Every day after class I’d head to the journalism building, where I was surrounded by the same people and presented with the same routine. There was very little free time. And if the NCAA would’ve called in April and informed me I was now limited to two hours a week of journalism I can’t imagine I would’ve spent all — or any, to be honest — of those suddenly free hours studying more or hanging out in the library.

I would’ve slept 10 hours a day.

Watched TV six hours a day.

Drank five hours a day.

(If not more)

In other words, my options weren’t to work on my craft or perfect calculus. My options were to work on my craft or waste away while searching for trouble.

Same goes for basketball players.

“I was talking to a high school coach out here, Gary McKnight at Mater Dei, and I was watching his workout,” SMU coach Matt Doherty said by phone from Los Angeles. “His players work out every day at 1:15, and he said, ‘It’s ridiculous you guys can’t do this because this is the best time of the year. The kids play and they get better.’

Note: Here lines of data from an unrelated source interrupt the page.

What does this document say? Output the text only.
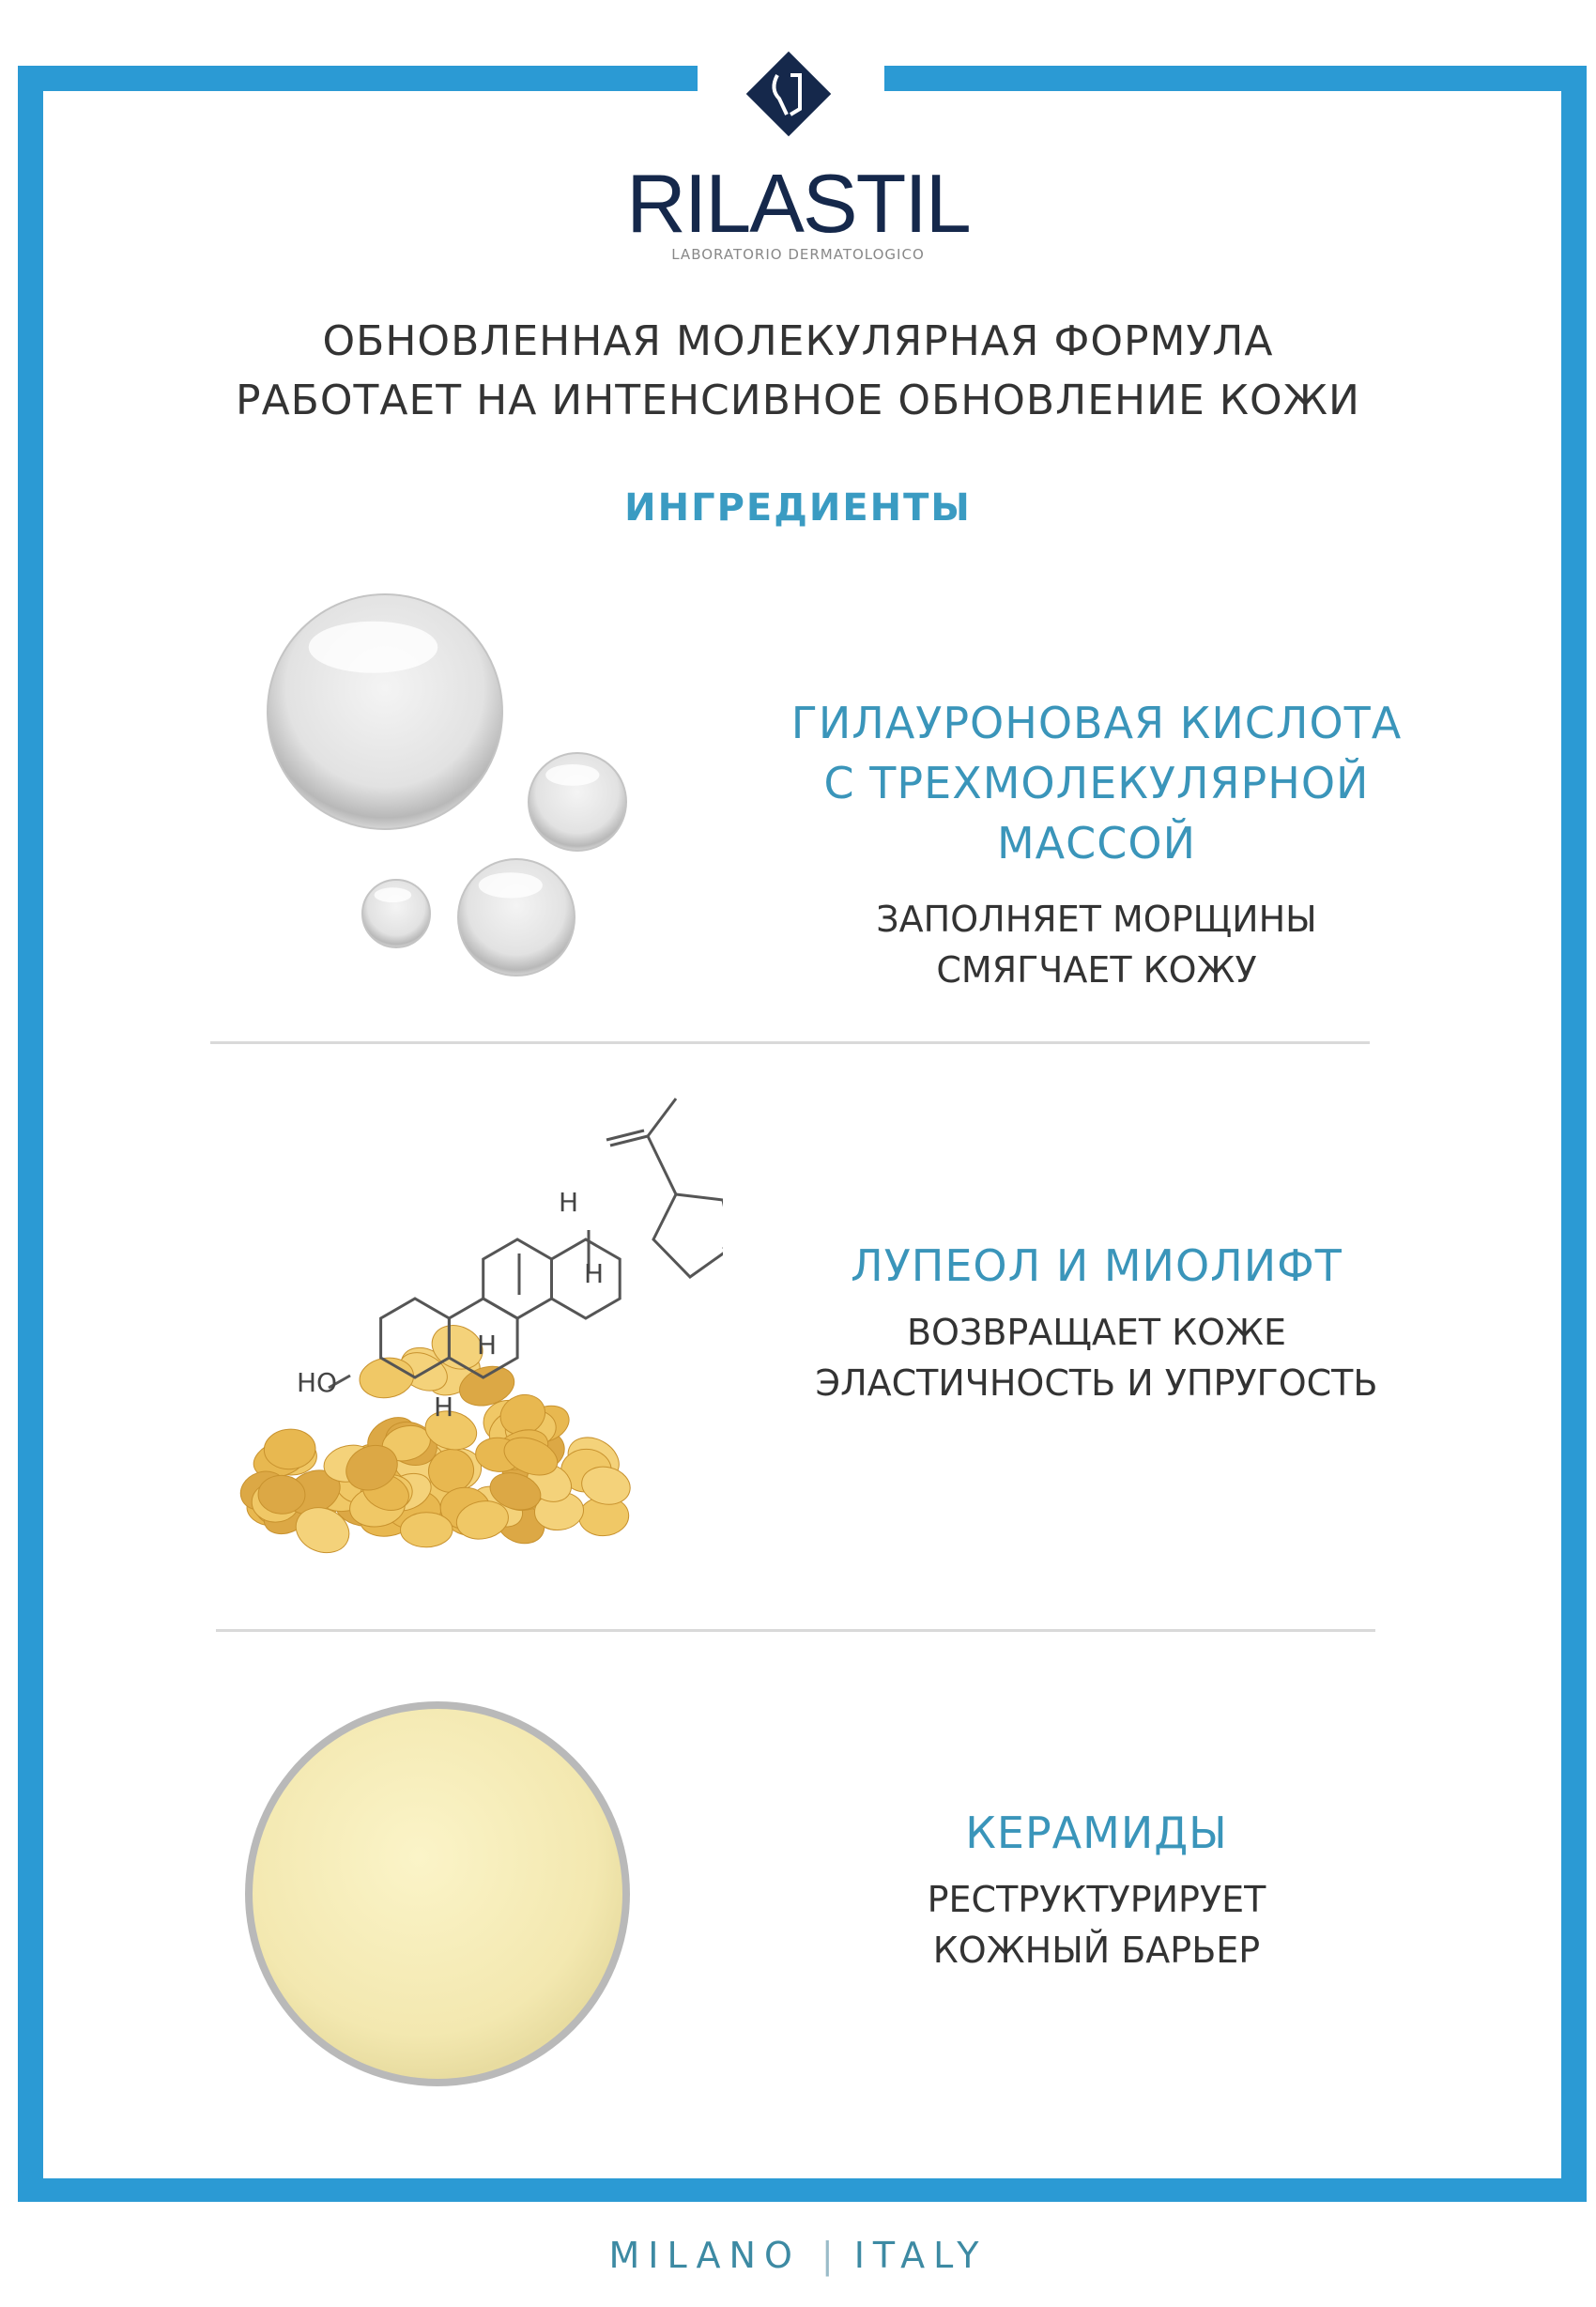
RILASTIL
LABORATORIO DERMATOLOGICO
ОБНОВЛЕННАЯ МОЛЕКУЛЯРНАЯ ФОРМУЛА
РАБОТАЕТ НА ИНТЕНСИВНОЕ ОБНОВЛЕНИЕ КОЖИ
ИНГРЕДИЕНТЫ
ГИЛАУРОНОВАЯ КИСЛОТА
С ТРЕХМОЛЕКУЛЯРНОЙ
МАССОЙ
ЗАПОЛНЯЕТ МОРЩИНЫ
СМЯГЧАЕТ КОЖУ
H
H
H
HO
H
ЛУПЕОЛ И МИОЛИФТ
ВОЗВРАЩАЕТ КОЖЕ
ЭЛАСТИЧНОСТЬ И УПРУГОСТЬ
КЕРАМИДЫ
РЕСТРУКТУРИРУЕТ
КОЖНЫЙ БАРЬЕР
MILANO | ITALY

“One of my players, his girlfriend was a theater major, and she spent four hours a day preparing stages and backdrops,” Doherty added. “She was busier than her boyfriend, who was a basketball player. But nobody limited the amount of time she could spend there, and nobody limits the amount of time the band can practice.”

But they do limit the amount of time basketball players can play basketball.

It makes no sense.

Players suffer.

The quality of basketball suffers.

And furniture sitting in living rooms, man, that stuff doesn’t stand a chance.